Sono queste due, essenzialmente, le posizioni dalle quali partono Anderson e Bushman, che hanno proposto una fusione dei due modelli. Questa terza teoria tiene in considerazione i fattori biologici, ambientali, psicologici e sociali al fine di spiegare il comportamento aggressivo. L’aggressività deriva da un’interazione delle caratteristiche personali dell’individuo con gli stimoli esterni che attivano un insieme di processi cognitivi ed emotivi.

Uomo furioso che sbatte il pugno contro il muro

Fattori che innescano o intervengono nell’attivazione dei comportamenti aggressivi

Tra i fattori che innescano o che intervengono sulle condotte aggressive possiamo indicare, ad esempio, gli istigatori sociali, quelli non sociali e i fattori interiori dell’individuo. Degli istigatori sociali fanno parte cause scatenanti come la provocazione, la percezione di essere trattato ingiustamente o il rifiuto sociale.
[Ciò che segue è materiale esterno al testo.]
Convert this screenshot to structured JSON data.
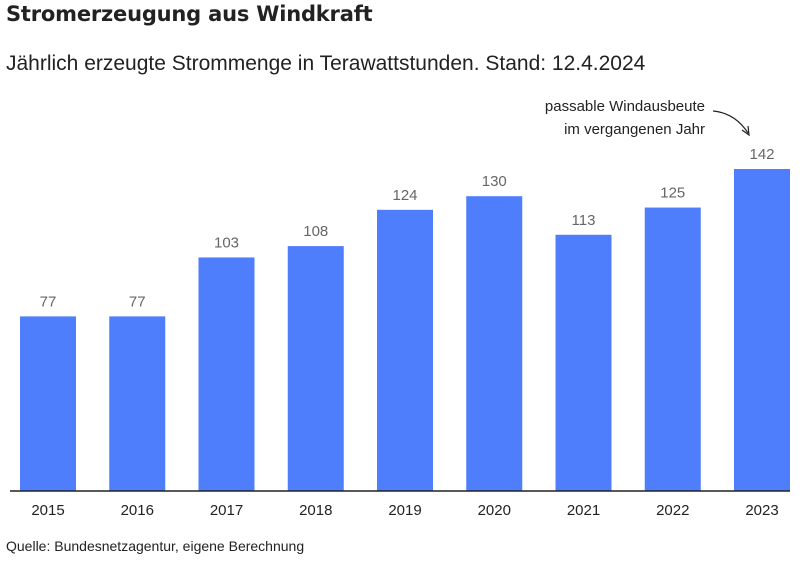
{
  "header": {
    "title": "Stromerzeugung aus Windkraft",
    "subtitle": "Jährlich erzeugte Strommenge in Terawattstunden. Stand: 12.4.2024"
  },
  "footer": {
    "source": "Quelle: Bundesnetzagentur, eigene Berechnung"
  },
  "colors": {
    "bar": "#4f7efc",
    "axis": "#222222",
    "value_label": "#666666"
  },
  "chart_data": {
    "type": "bar",
    "title": "Stromerzeugung aus Windkraft",
    "subtitle": "Jährlich erzeugte Strommenge in Terawattstunden. Stand: 12.4.2024",
    "xlabel": "",
    "ylabel": "",
    "categories": [
      "2015",
      "2016",
      "2017",
      "2018",
      "2019",
      "2020",
      "2021",
      "2022",
      "2023"
    ],
    "values": [
      77,
      77,
      103,
      108,
      124,
      130,
      113,
      125,
      142
    ],
    "ylim": [
      0,
      142
    ],
    "grid": false,
    "legend": "none",
    "annotations": [
      {
        "category": "2023",
        "lines": [
          "passable Windausbeute",
          "im vergangenen Jahr"
        ]
      }
    ]
  }
}
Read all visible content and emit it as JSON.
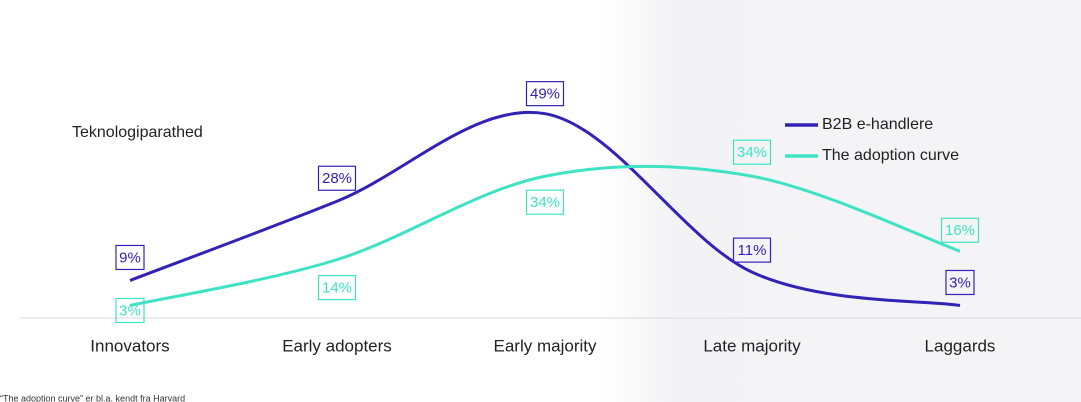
{
  "chart_data": {
    "type": "line",
    "y_label": "Teknologiparathed",
    "categories": [
      "Innovators",
      "Early adopters",
      "Early majority",
      "Late majority",
      "Laggards"
    ],
    "series": [
      {
        "name": "B2B e-handlere",
        "color": "#3223b6",
        "values": [
          9,
          28,
          49,
          11,
          3
        ],
        "value_labels": [
          "9%",
          "28%",
          "49%",
          "11%",
          "3%"
        ]
      },
      {
        "name": "The adoption curve",
        "color": "#3fe3c3",
        "values": [
          3,
          14,
          34,
          34,
          16
        ],
        "value_labels": [
          "3%",
          "14%",
          "34%",
          "34%",
          "16%"
        ]
      }
    ],
    "legend": "top-right",
    "footnote": "“The adoption curve” er bl.a. kendt fra Harvard"
  }
}
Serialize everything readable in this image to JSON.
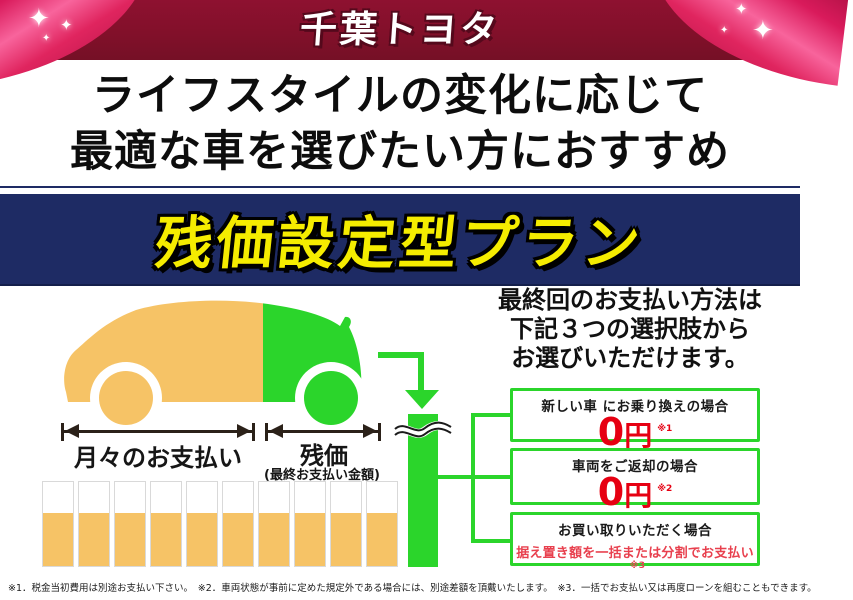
{
  "icons": {
    "sparkle": "✦"
  },
  "colors": {
    "header_bg": "#82102A",
    "ribbon_pink": "#E73A72",
    "banner_navy": "#1E2B64",
    "banner_yellow": "#F5EC00",
    "accent_green": "#2BD52B",
    "accent_orange": "#F6C366",
    "price_red": "#E60012",
    "detail_red": "#E8404E"
  },
  "header": {
    "logo": "千葉トヨタ"
  },
  "headline": {
    "line1": "ライフスタイルの変化に応じて",
    "line2": "最適な車を選びたい方におすすめ"
  },
  "plan_banner": {
    "title": "残価設定型プラン"
  },
  "diagram": {
    "monthly_label": "月々のお支払い",
    "residual_label": "残価",
    "residual_sublabel": "(最終お支払い金額)",
    "bars_count": 10,
    "bar_fill_percent": 63,
    "car_front_color": "#F6C366",
    "car_rear_color": "#2BD52B"
  },
  "payment_options": {
    "intro_lines": [
      "最終回のお支払い方法は",
      "下記３つの選択肢から",
      "お選びいただけます。"
    ],
    "items": [
      {
        "label": "新しい車 にお乗り換えの場合",
        "amount": "0",
        "unit": "円",
        "note": "※1"
      },
      {
        "label": "車両をご返却の場合",
        "amount": "0",
        "unit": "円",
        "note": "※2"
      },
      {
        "label": "お買い取りいただく場合",
        "detail": "据え置き額を一括または分割でお支払い",
        "note": "※3"
      }
    ]
  },
  "footnotes": "※1．税金当初費用は別途お支払い下さい。　※2．車両状態が事前に定めた規定外である場合には、別途差額を頂戴いたします。　※3．一括でお支払い又は再度ローンを組むこともできます。"
}
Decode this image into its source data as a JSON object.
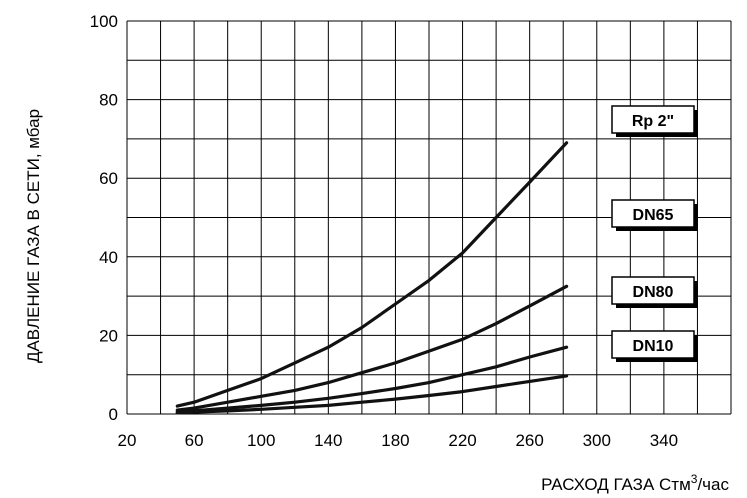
{
  "chart_data": {
    "type": "line",
    "title": "",
    "xlabel": "РАСХОД ГАЗА Стм",
    "xlabel_sup": "3",
    "xlabel_suffix": "/час",
    "ylabel": "ДАВЛЕНИЕ ГАЗА В СЕТИ, мбар",
    "xlim": [
      20,
      380
    ],
    "ylim": [
      0,
      100
    ],
    "x_ticks": [
      20,
      60,
      100,
      140,
      180,
      220,
      260,
      300,
      340
    ],
    "y_ticks": [
      0,
      20,
      40,
      60,
      80,
      100
    ],
    "grid": true,
    "legend_placement": "right",
    "series": [
      {
        "name": "Rp 2\"",
        "x": [
          50,
          60,
          80,
          100,
          120,
          140,
          160,
          180,
          200,
          220,
          240,
          260,
          282
        ],
        "values": [
          2,
          3,
          6,
          9,
          13,
          17,
          22,
          28,
          34,
          41,
          50,
          59,
          69
        ]
      },
      {
        "name": "DN65",
        "x": [
          50,
          60,
          80,
          100,
          120,
          140,
          160,
          180,
          200,
          220,
          240,
          260,
          282
        ],
        "values": [
          1,
          1.5,
          3,
          4.5,
          6,
          8,
          10.5,
          13,
          16,
          19,
          23,
          27.5,
          32.5
        ]
      },
      {
        "name": "DN80",
        "x": [
          50,
          60,
          80,
          100,
          120,
          140,
          160,
          180,
          200,
          220,
          240,
          260,
          282
        ],
        "values": [
          0.5,
          0.8,
          1.5,
          2.2,
          3,
          4,
          5.2,
          6.5,
          8,
          10,
          12,
          14.5,
          17
        ]
      },
      {
        "name": "DN10",
        "x": [
          50,
          60,
          80,
          100,
          120,
          140,
          160,
          180,
          200,
          220,
          240,
          260,
          282
        ],
        "values": [
          0.3,
          0.5,
          0.8,
          1.2,
          1.7,
          2.2,
          3,
          3.8,
          4.7,
          5.7,
          7,
          8.3,
          9.7
        ]
      }
    ]
  }
}
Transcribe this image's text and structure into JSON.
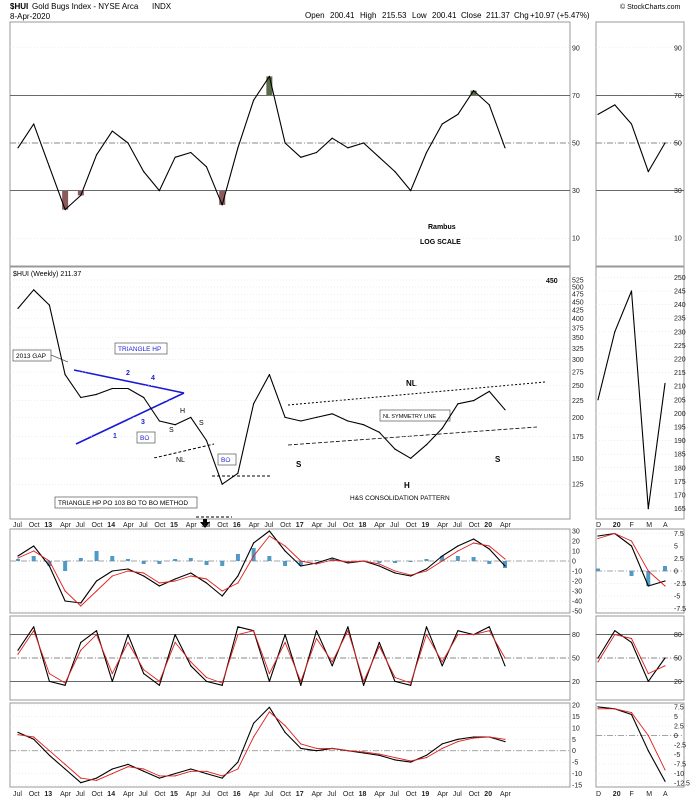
{
  "header": {
    "symbol": "$HUI",
    "name": "Gold Bugs Index - NYSE Arca",
    "exchange_tag": "INDX",
    "date": "8-Apr-2020",
    "open_label": "Open",
    "open": "200.41",
    "high_label": "High",
    "high": "215.53",
    "low_label": "Low",
    "low": "200.41",
    "close_label": "Close",
    "close": "211.37",
    "chg_label": "Chg",
    "chg": "+10.97 (+5.47%)",
    "copyright": "© StockCharts.com"
  },
  "colors": {
    "price": "#000000",
    "ma": "#3a3ad0",
    "signal": "#e02020",
    "histogram": "#3d8fc0",
    "rsi_fill": "#8b5a5a",
    "rsi_fill_top": "#5a6b4a",
    "annotation_blue": "#1a1ad6"
  },
  "annotations": {
    "rambus": "Rambus",
    "log_scale": "LOG SCALE",
    "price_label": "$HUI (Weekly) 211.37",
    "corner_450": "450",
    "gap_2013": "2013 GAP",
    "triangle_hp": "TRIANGLE HP",
    "tri_1": "1",
    "tri_2": "2",
    "tri_3": "3",
    "tri_4": "4",
    "bo": "BO",
    "bo2": "BO",
    "s_left_small": "S",
    "h_small": "H",
    "s_right_small": "S",
    "nl_small": "NL",
    "triangle_po": "TRIANGLE HP PO 103 BO TO BO METHOD",
    "nl_big": "NL",
    "nl_symmetry": "NL SYMMETRY LINE",
    "s_left_big": "S",
    "h_big": "H",
    "s_right_big": "S",
    "hs_pattern": "H&S CONSOLIDATION PATTERN"
  },
  "side_x_labels": [
    "D",
    "20",
    "F",
    "M",
    "A"
  ],
  "chart_data": [
    {
      "type": "line",
      "panel": "RSI (weekly)",
      "y_ticks": [
        10,
        30,
        50,
        70,
        90
      ],
      "reference_lines": [
        30,
        50,
        70
      ],
      "ylim": [
        0,
        100
      ],
      "x": [
        "Jul 12",
        "Oct 12",
        "Jan 13",
        "Apr 13",
        "Jul 13",
        "Oct 13",
        "Jan 14",
        "Apr 14",
        "Jul 14",
        "Oct 14",
        "Jan 15",
        "Apr 15",
        "Jul 15",
        "Oct 15",
        "Jan 16",
        "Apr 16",
        "Jul 16",
        "Oct 16",
        "Jan 17",
        "Apr 17",
        "Jul 17",
        "Oct 17",
        "Jan 18",
        "Apr 18",
        "Jul 18",
        "Oct 18",
        "Jan 19",
        "Apr 19",
        "Jul 19",
        "Oct 19",
        "Jan 20",
        "Apr 20"
      ],
      "values": [
        48,
        58,
        40,
        22,
        28,
        45,
        55,
        50,
        38,
        30,
        44,
        46,
        40,
        24,
        48,
        68,
        78,
        50,
        44,
        46,
        52,
        48,
        50,
        44,
        38,
        30,
        46,
        58,
        62,
        72,
        66,
        48
      ]
    },
    {
      "type": "line",
      "panel": "Price $HUI (Weekly) log scale",
      "y_ticks": [
        125,
        150,
        175,
        200,
        225,
        250,
        275,
        300,
        325,
        350,
        375,
        400,
        425,
        450,
        475,
        500,
        525
      ],
      "ylim": [
        100,
        525
      ],
      "x": [
        "Jul 12",
        "Oct 12",
        "Jan 13",
        "Apr 13",
        "Jul 13",
        "Oct 13",
        "Jan 14",
        "Apr 14",
        "Jul 14",
        "Oct 14",
        "Jan 15",
        "Apr 15",
        "Jul 15",
        "Oct 15",
        "Jan 16",
        "Apr 16",
        "Jul 16",
        "Oct 16",
        "Jan 17",
        "Apr 17",
        "Jul 17",
        "Oct 17",
        "Jan 18",
        "Apr 18",
        "Jul 18",
        "Oct 18",
        "Jan 19",
        "Apr 19",
        "Jul 19",
        "Oct 19",
        "Jan 20",
        "Apr 20"
      ],
      "series": [
        {
          "name": "$HUI (Weekly)",
          "values": [
            430,
            490,
            440,
            270,
            230,
            235,
            245,
            245,
            230,
            195,
            190,
            200,
            170,
            125,
            135,
            220,
            270,
            200,
            195,
            200,
            205,
            195,
            190,
            180,
            160,
            150,
            165,
            185,
            220,
            225,
            240,
            211
          ]
        }
      ]
    },
    {
      "type": "line",
      "panel": "MACD",
      "y_ticks": [
        -50,
        -40,
        -30,
        -20,
        -10,
        0,
        10,
        20,
        30
      ],
      "ylim": [
        -50,
        30
      ],
      "x": [
        "Jul 12",
        "Oct 12",
        "Jan 13",
        "Apr 13",
        "Jul 13",
        "Oct 13",
        "Jan 14",
        "Apr 14",
        "Jul 14",
        "Oct 14",
        "Jan 15",
        "Apr 15",
        "Jul 15",
        "Oct 15",
        "Jan 16",
        "Apr 16",
        "Jul 16",
        "Oct 16",
        "Jan 17",
        "Apr 17",
        "Jul 17",
        "Oct 17",
        "Jan 18",
        "Apr 18",
        "Jul 18",
        "Oct 18",
        "Jan 19",
        "Apr 19",
        "Jul 19",
        "Oct 19",
        "Jan 20",
        "Apr 20"
      ],
      "series": [
        {
          "name": "MACD",
          "values": [
            5,
            15,
            -5,
            -40,
            -42,
            -20,
            -10,
            -8,
            -15,
            -25,
            -18,
            -12,
            -22,
            -35,
            -15,
            18,
            30,
            10,
            -5,
            -2,
            3,
            -2,
            0,
            -5,
            -12,
            -15,
            -8,
            5,
            15,
            22,
            12,
            -5
          ]
        },
        {
          "name": "Signal",
          "values": [
            3,
            10,
            0,
            -30,
            -45,
            -30,
            -15,
            -10,
            -12,
            -22,
            -20,
            -15,
            -18,
            -30,
            -22,
            5,
            25,
            15,
            0,
            -3,
            1,
            -1,
            0,
            -3,
            -10,
            -14,
            -10,
            0,
            10,
            18,
            15,
            2
          ]
        }
      ]
    },
    {
      "type": "line",
      "panel": "Stochastic",
      "y_ticks": [
        20,
        50,
        80
      ],
      "ylim": [
        0,
        100
      ],
      "x": [
        "Jul 12",
        "Oct 12",
        "Jan 13",
        "Apr 13",
        "Jul 13",
        "Oct 13",
        "Jan 14",
        "Apr 14",
        "Jul 14",
        "Oct 14",
        "Jan 15",
        "Apr 15",
        "Jul 15",
        "Oct 15",
        "Jan 16",
        "Apr 16",
        "Jul 16",
        "Oct 16",
        "Jan 17",
        "Apr 17",
        "Jul 17",
        "Oct 17",
        "Jan 18",
        "Apr 18",
        "Jul 18",
        "Oct 18",
        "Jan 19",
        "Apr 19",
        "Jul 19",
        "Oct 19",
        "Jan 20",
        "Apr 20"
      ],
      "series": [
        {
          "name": "%K",
          "values": [
            60,
            90,
            20,
            15,
            70,
            85,
            20,
            80,
            30,
            15,
            80,
            40,
            20,
            15,
            90,
            85,
            20,
            80,
            15,
            85,
            40,
            90,
            15,
            70,
            20,
            15,
            90,
            40,
            85,
            80,
            90,
            40
          ]
        },
        {
          "name": "%D",
          "values": [
            55,
            85,
            30,
            18,
            60,
            80,
            30,
            70,
            35,
            20,
            70,
            45,
            25,
            18,
            80,
            85,
            30,
            70,
            20,
            75,
            45,
            85,
            20,
            65,
            25,
            18,
            80,
            45,
            80,
            80,
            85,
            50
          ]
        }
      ]
    },
    {
      "type": "line",
      "panel": "Oscillator",
      "y_ticks": [
        -15,
        -10,
        -5,
        0,
        5,
        10,
        15,
        20
      ],
      "ylim": [
        -15,
        20
      ],
      "x": [
        "Jul 12",
        "Oct 12",
        "Jan 13",
        "Apr 13",
        "Jul 13",
        "Oct 13",
        "Jan 14",
        "Apr 14",
        "Jul 14",
        "Oct 14",
        "Jan 15",
        "Apr 15",
        "Jul 15",
        "Oct 15",
        "Jan 16",
        "Apr 16",
        "Jul 16",
        "Oct 16",
        "Jan 17",
        "Apr 17",
        "Jul 17",
        "Oct 17",
        "Jan 18",
        "Apr 18",
        "Jul 18",
        "Oct 18",
        "Jan 19",
        "Apr 19",
        "Jul 19",
        "Oct 19",
        "Jan 20",
        "Apr 20"
      ],
      "series": [
        {
          "name": "Oscillator",
          "values": [
            8,
            5,
            -2,
            -8,
            -14,
            -12,
            -8,
            -6,
            -9,
            -12,
            -10,
            -8,
            -10,
            -12,
            -5,
            12,
            19,
            8,
            1,
            0,
            1,
            0,
            -1,
            -2,
            -4,
            -5,
            -2,
            3,
            5,
            6,
            6,
            4
          ]
        },
        {
          "name": "Signal",
          "values": [
            7,
            6,
            0,
            -6,
            -12,
            -13,
            -10,
            -7,
            -8,
            -11,
            -11,
            -9,
            -9,
            -11,
            -8,
            6,
            17,
            11,
            3,
            1,
            1,
            0,
            -0.5,
            -1.5,
            -3,
            -4.5,
            -3,
            1,
            4,
            5.5,
            6,
            5
          ]
        }
      ]
    },
    {
      "type": "line",
      "panel": "Side: RSI daily",
      "y_ticks": [
        10,
        30,
        50,
        70,
        90
      ],
      "ylim": [
        0,
        100
      ],
      "x": [
        "D",
        "20",
        "F",
        "M",
        "A"
      ],
      "values": [
        62,
        66,
        58,
        38,
        50
      ]
    },
    {
      "type": "line",
      "panel": "Side: Price daily",
      "y_ticks": [
        165,
        170,
        175,
        180,
        185,
        190,
        195,
        200,
        205,
        210,
        215,
        220,
        225,
        230,
        235,
        240,
        245,
        250
      ],
      "ylim": [
        163,
        252
      ],
      "x": [
        "D",
        "20",
        "F",
        "M",
        "A"
      ],
      "series": [
        {
          "name": "$HUI (Daily)",
          "values": [
            205,
            230,
            245,
            165,
            211
          ]
        }
      ]
    },
    {
      "type": "line",
      "panel": "Side: MACD daily",
      "y_ticks": [
        -7.5,
        -5.0,
        -2.5,
        0.0,
        2.5,
        5.0,
        7.5
      ],
      "ylim": [
        -8,
        8
      ],
      "x": [
        "D",
        "20",
        "F",
        "M",
        "A"
      ],
      "series": [
        {
          "name": "MACD",
          "values": [
            7,
            7.5,
            5,
            -3,
            -2
          ]
        },
        {
          "name": "Signal",
          "values": [
            6.5,
            7.5,
            6,
            0,
            -3
          ]
        }
      ]
    },
    {
      "type": "line",
      "panel": "Side: Stochastic daily",
      "y_ticks": [
        20,
        50,
        80
      ],
      "ylim": [
        0,
        100
      ],
      "x": [
        "D",
        "20",
        "F",
        "M",
        "A"
      ],
      "series": [
        {
          "name": "%K",
          "values": [
            50,
            85,
            70,
            20,
            50
          ]
        },
        {
          "name": "%D",
          "values": [
            45,
            80,
            75,
            30,
            40
          ]
        }
      ]
    },
    {
      "type": "line",
      "panel": "Side: Oscillator daily",
      "y_ticks": [
        -12.5,
        -10.0,
        -7.5,
        -5.0,
        -2.5,
        0.0,
        2.5,
        5.0,
        7.5
      ],
      "ylim": [
        -13,
        8
      ],
      "x": [
        "D",
        "20",
        "F",
        "M",
        "A"
      ],
      "series": [
        {
          "name": "Oscillator",
          "values": [
            7.5,
            7,
            5.5,
            -4,
            -12
          ]
        },
        {
          "name": "Signal",
          "values": [
            7,
            7,
            6,
            0,
            -9
          ]
        }
      ]
    }
  ]
}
Tra gli istigatori non sociali spiccano le cosiddette chiavi aggressive (immagini o oggetti presenti in un dato contesto che attivano pensieri aggressivi). Sarebbe il caso della presenza di armi in un determinato contesto. Dall’altro lato, troviamo i fattori di stress ambientali, come il caldo, il sovraffollamento o i forti rumori, che spesso agiscono da fattori scatenanti dei comportamenti aggressivi.

Ci sono anche fattori cognitivi che intervengono nei comportamenti aggressivi. Vale a dire, la masticazione, la disconnessione morale o l’attivazione di script o copioni (schemi che rappresentano situazioni che guidano condotte aggressive). Tali script sono magazzini della memoria di esperienze e situazioni che si recuperano facilmente. Conservano anche convinzioni su come debba essere il comportamento normale in determinate circostanze.